Member of the Ohio House of Representatives from the 95th district
- In office January 6, 2019 – June 1, 2025
- Preceded by: Andy Thompson
- Succeeded by: Ty Moore

Personal details
- Born: Cadiz, Ohio, US
- Party: Republican
- Spouse: Amy Jones
- Alma mater: Ashland University

= Don Jones (Ohio politician) =

American politician

Donald Jones is a Republican former member of the Ohio House of Representatives, representing the 95th district from 2019 to 2025. Jones's district included all of Carroll, Harrison, and Noble counties and portions of Belmont and Washington counties. Prior to elected office, Jones served as an agricultural education teacher at Harrison Central High School. He also serves as a volunteer firefighter and EMT.

Former State Representative Andy Thompson's term expired at the end of 2018. Thompson had served 8 years in the Ohio House and was term limited per the Ohio Constitution causing an open seat in the 95th district. Unopposed in the Republican primary, Jones went on to win the seat with more than 65% of the vote. He was sworn into office for the first time on January 6, 2019.

In 2021, Jones sponsored legislation to ban the teaching that any individual is “inherently racist,” that any individual “bears responsibility for actions committed in the past by the same race or sex,” or that slavery “constitutes the true founding” of the United States. Jones argued, "Critical race theory is a dangerous and flat-out wrong theory." Asked if any Ohio schools actually teach the things that Jones sought to ban, Jones could not cite any examples.

== FirstEnergy scandal ==

Rep. Don Jones supported House Bill 6 (HB 6), which was later at the center of the FirstEnergy bribery and racketeering scandal. See Ohio nuclear bribery scandal.

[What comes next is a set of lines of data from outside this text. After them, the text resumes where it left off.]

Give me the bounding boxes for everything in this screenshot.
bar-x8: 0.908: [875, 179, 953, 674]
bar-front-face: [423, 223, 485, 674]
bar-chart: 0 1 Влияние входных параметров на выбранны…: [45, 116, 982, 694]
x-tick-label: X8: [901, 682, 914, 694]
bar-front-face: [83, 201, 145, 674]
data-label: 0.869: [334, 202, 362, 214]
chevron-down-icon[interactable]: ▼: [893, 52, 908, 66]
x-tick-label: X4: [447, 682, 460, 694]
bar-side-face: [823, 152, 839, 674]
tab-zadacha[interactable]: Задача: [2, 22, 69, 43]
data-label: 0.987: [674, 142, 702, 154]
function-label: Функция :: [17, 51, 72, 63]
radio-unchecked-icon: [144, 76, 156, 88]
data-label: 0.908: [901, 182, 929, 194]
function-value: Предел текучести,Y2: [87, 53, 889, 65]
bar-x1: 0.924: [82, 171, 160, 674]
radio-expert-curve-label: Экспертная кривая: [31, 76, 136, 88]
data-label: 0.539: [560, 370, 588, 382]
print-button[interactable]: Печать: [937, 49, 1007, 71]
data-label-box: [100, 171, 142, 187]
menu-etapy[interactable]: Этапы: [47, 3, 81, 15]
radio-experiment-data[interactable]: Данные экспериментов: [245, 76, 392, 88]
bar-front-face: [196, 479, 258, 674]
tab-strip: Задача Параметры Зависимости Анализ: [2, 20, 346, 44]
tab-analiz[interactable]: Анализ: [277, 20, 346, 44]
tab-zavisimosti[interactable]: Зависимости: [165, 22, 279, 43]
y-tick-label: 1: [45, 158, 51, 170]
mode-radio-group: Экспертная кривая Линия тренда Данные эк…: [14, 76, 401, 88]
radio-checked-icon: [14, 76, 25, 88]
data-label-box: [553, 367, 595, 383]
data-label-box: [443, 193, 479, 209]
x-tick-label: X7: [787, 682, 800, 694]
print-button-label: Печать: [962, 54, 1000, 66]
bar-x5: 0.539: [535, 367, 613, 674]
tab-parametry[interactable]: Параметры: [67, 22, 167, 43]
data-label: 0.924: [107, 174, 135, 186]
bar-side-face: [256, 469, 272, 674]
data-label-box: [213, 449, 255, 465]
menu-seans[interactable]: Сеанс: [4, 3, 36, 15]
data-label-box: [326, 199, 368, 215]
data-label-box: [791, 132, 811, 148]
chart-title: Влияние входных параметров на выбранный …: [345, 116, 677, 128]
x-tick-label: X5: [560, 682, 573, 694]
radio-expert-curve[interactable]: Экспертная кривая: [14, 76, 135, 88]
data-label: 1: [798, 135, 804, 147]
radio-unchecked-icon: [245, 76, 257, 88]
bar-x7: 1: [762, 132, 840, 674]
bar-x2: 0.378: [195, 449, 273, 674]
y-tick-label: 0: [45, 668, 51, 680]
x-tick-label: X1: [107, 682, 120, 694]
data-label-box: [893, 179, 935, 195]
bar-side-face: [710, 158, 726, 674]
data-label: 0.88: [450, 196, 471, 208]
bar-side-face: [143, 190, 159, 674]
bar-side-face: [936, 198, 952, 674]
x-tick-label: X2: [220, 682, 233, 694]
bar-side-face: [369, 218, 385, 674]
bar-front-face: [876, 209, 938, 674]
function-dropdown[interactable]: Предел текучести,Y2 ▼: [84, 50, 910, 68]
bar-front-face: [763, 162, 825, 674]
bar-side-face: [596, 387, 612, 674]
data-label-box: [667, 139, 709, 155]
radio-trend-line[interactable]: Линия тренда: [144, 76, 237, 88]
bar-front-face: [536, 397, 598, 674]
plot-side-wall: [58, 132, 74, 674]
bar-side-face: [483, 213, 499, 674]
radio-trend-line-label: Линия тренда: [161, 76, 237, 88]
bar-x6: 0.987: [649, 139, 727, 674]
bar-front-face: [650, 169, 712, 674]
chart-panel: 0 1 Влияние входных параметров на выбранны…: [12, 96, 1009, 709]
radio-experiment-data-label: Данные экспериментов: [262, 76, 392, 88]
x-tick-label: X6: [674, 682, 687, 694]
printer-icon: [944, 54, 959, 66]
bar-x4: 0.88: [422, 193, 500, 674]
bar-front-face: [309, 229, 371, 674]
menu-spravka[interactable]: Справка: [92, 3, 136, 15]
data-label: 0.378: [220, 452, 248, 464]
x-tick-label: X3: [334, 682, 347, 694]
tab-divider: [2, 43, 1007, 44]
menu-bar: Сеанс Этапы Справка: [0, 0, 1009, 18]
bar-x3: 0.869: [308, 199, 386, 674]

Campaign finance reports show that Jones received $3,000 from the FirstEnergy political action committee in 2019.

Jones was not charged in the federal bribery case. However, their support for HB 6 and campaign contributions from FirstEnergy drew scrutiny from watchdog organizations and media outlets, which pointed to the utility’s extensive financial influence in Ohio politics.

==Resignation==

On June 1, 2025, Jones resigned from the Ohio House after accepting an appointment from President Donald Trump to serve as the State Executive Director of the Ohio Farm Service Agency within the U.S. Department of Agriculture. He began his new role on June 2, 2025.